Encoding Stimulus Properties: Frequency coding is often used to encode properties like the intensity of a stimulus, not the specific timing of individual spikes. For instance, a loud sound may result in a higher rate of neuron firing than a soft sound. This allows the brain to interpret the strength or magnitude of external stimuli based on how frequently neurons are activated.
~ In summary, frequency coding is a mechanism where the rate at which neurons fire conveys information about the intensity or magnitude of stimuli, helping the brain interpret different sensory inputs efficiently.
Describe the structure and function of the muscle spindle.
They monitor muscle length and rate of change of muscle length - they control reflexes and voluntary movements.
Structure of the Muscle Spindle:
Capsule:
- The muscle spindle is enclosed in a connective tissue capsule, which helps protect and contain the sensory components.
- Intrafusal Muscle Fibers: Inside the capsule, there are specialized muscle fibers called intrafusal fibers. These fibers are different from the regular muscle fibers (called extrafusal fibers) that make up the bulk of the muscle. Intrafusal fibers are smaller and do not generate significant force during muscle contraction. There are two main types of intrafusal fibers:
- Nuclear bag fibers: These have a central region with a cluster of nuclei and are sensitive to changes in muscle length (static sensitivity) and the speed of those changes (dynamic sensitivity).

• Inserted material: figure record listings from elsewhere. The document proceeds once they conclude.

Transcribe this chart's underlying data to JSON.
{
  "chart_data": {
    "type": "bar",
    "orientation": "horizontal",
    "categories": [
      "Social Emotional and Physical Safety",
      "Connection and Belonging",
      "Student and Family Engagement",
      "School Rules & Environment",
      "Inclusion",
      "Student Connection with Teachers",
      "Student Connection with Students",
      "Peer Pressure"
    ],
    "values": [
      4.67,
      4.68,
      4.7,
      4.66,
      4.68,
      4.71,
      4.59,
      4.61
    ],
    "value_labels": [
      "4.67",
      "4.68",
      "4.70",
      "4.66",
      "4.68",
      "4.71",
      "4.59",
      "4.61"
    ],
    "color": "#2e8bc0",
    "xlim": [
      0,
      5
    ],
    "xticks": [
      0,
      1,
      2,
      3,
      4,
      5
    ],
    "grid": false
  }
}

- Nuclear chain fibers: These fibers have a more uniform distribution of nuclei along their length and primarily respond to changes in muscle length.
- Sensory Endings:
- Primary (annulospiral) endings: These are wrapped around the central region of the nuclear bag and nuclear chain fibers. They are sensitive to both the length of the muscle and the rate of change in length (dynamic response). These endings are involved in detecting rapid changes in muscle stretch.
- Secondary (flower-spray) endings: These are located primarily on the ends of the nuclear chain fibers. They are mainly sensitive to muscle length and provide information about the static position of the muscle, meaning how much the muscle is stretched but not necessarily how quickly it’s changing.

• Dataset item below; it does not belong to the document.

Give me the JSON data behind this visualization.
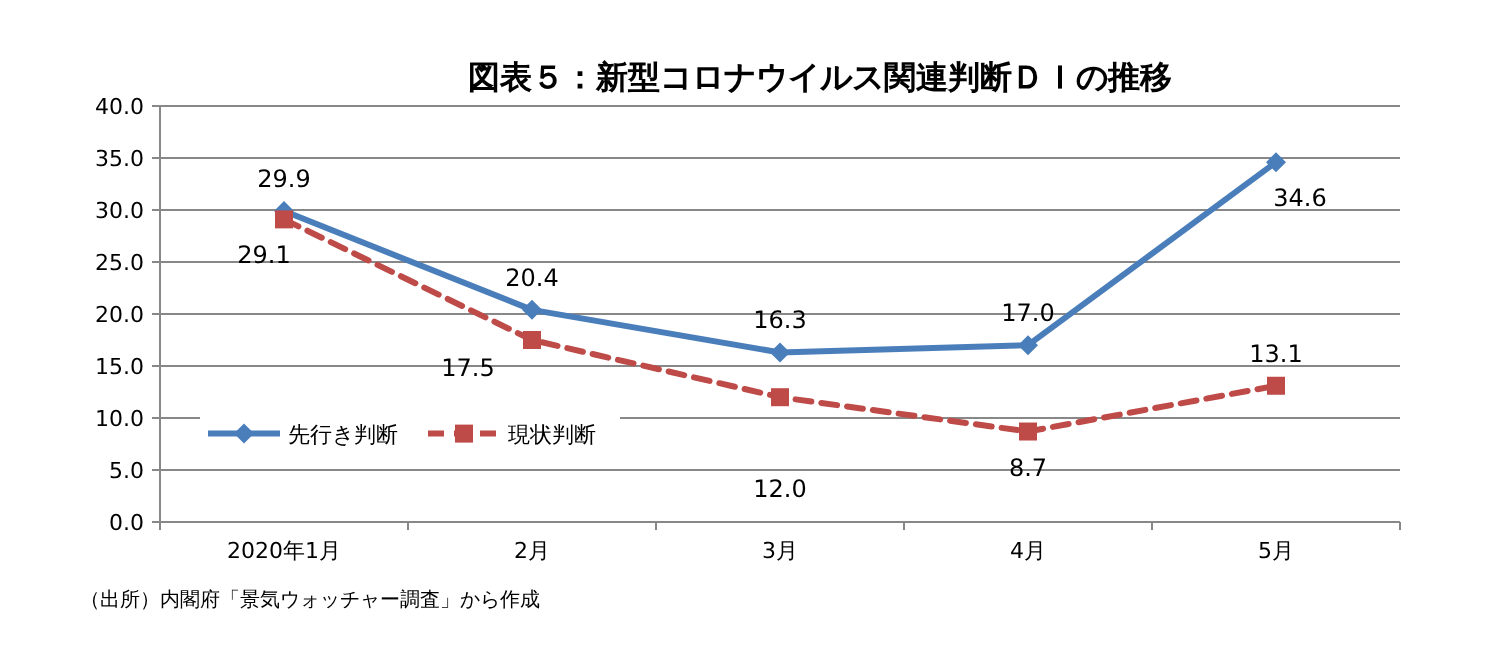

- Gamma Motor Neurons: The intrafusal fibers are innervated by gamma motor neurons, which adjust the sensitivity of the spindle by causing the intrafusal fibers to contract slightly. This keeps the spindle responsive to changes in muscle length, even when the muscle is actively contracted.
Explain the mechanisms of efferent control of spindle function.

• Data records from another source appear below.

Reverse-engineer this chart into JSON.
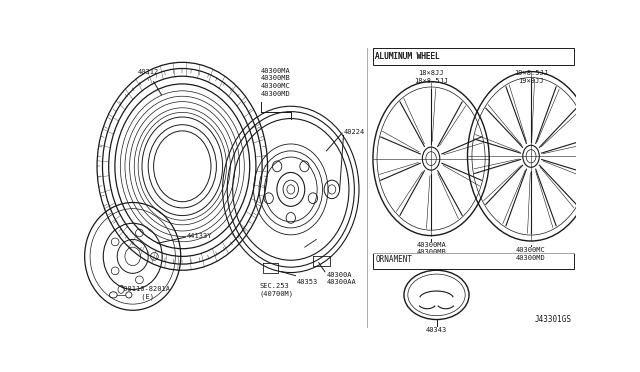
{
  "bg_color": "#ffffff",
  "line_color": "#1a1a1a",
  "diagram_id": "J43301GS",
  "right_section_title_alum": "ALUMINUM WHEEL",
  "right_section_title_orn": "ORNAMENT",
  "wheel1_label_top": "18×8JJ\n18×8.5JJ",
  "wheel2_label_top": "19×8.5JJ\n19×9JJ",
  "wheel1_label_bot": "40300MA\n40300MB",
  "wheel2_label_bot": "40300MC\n40300MD",
  "ornament_label": "40343",
  "label_40312": "40312",
  "label_40300_group": "40300MA\n40300MB\n40300MC\n40300MD",
  "label_40224": "40224",
  "label_44133Y": "44133Y",
  "label_bolt": "³08110-8201A\n     (E)",
  "label_sec": "SEC.253\n(40700M)",
  "label_40353": "40353",
  "label_40300A": "40300A\n40300AA",
  "fs_label": 5.0,
  "fs_header": 5.5,
  "fs_id": 5.5
}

- Gamma motor neurons (dynamic and static) control the tension of the intrafusal fibers within the muscle spindle.
- This control ensures that the spindle remains sensitive to muscle length changes, even when the muscle is contracting or in use.
- The interaction between alpha motor neurons (which control the extrafusal fibers) and gamma motor neurons (which control the intrafusal fibers) through alpha-gamma coactivation is crucial for maintaining accurate proprioceptive feedback and effective muscle reflexes.
Describe the role and mechanism of action of the Golgi tendon organ.
- The Golgi tendon organ is a sensory receptor located in the tendon that monitors the tension exerted by muscle contraction.
- It sends signals to the CNS when excessive force or tension is detected.
- Through a disynaptic reflex arc and autogenic inhibition, the GTO helps to prevent muscle injury by inhibiting excessive muscle contraction.
- This feedback mechanism contributes to muscle safety, postural control, and fine motor coordination, ensuring that muscles do not produce forces that could damage the muscle-tendon unit.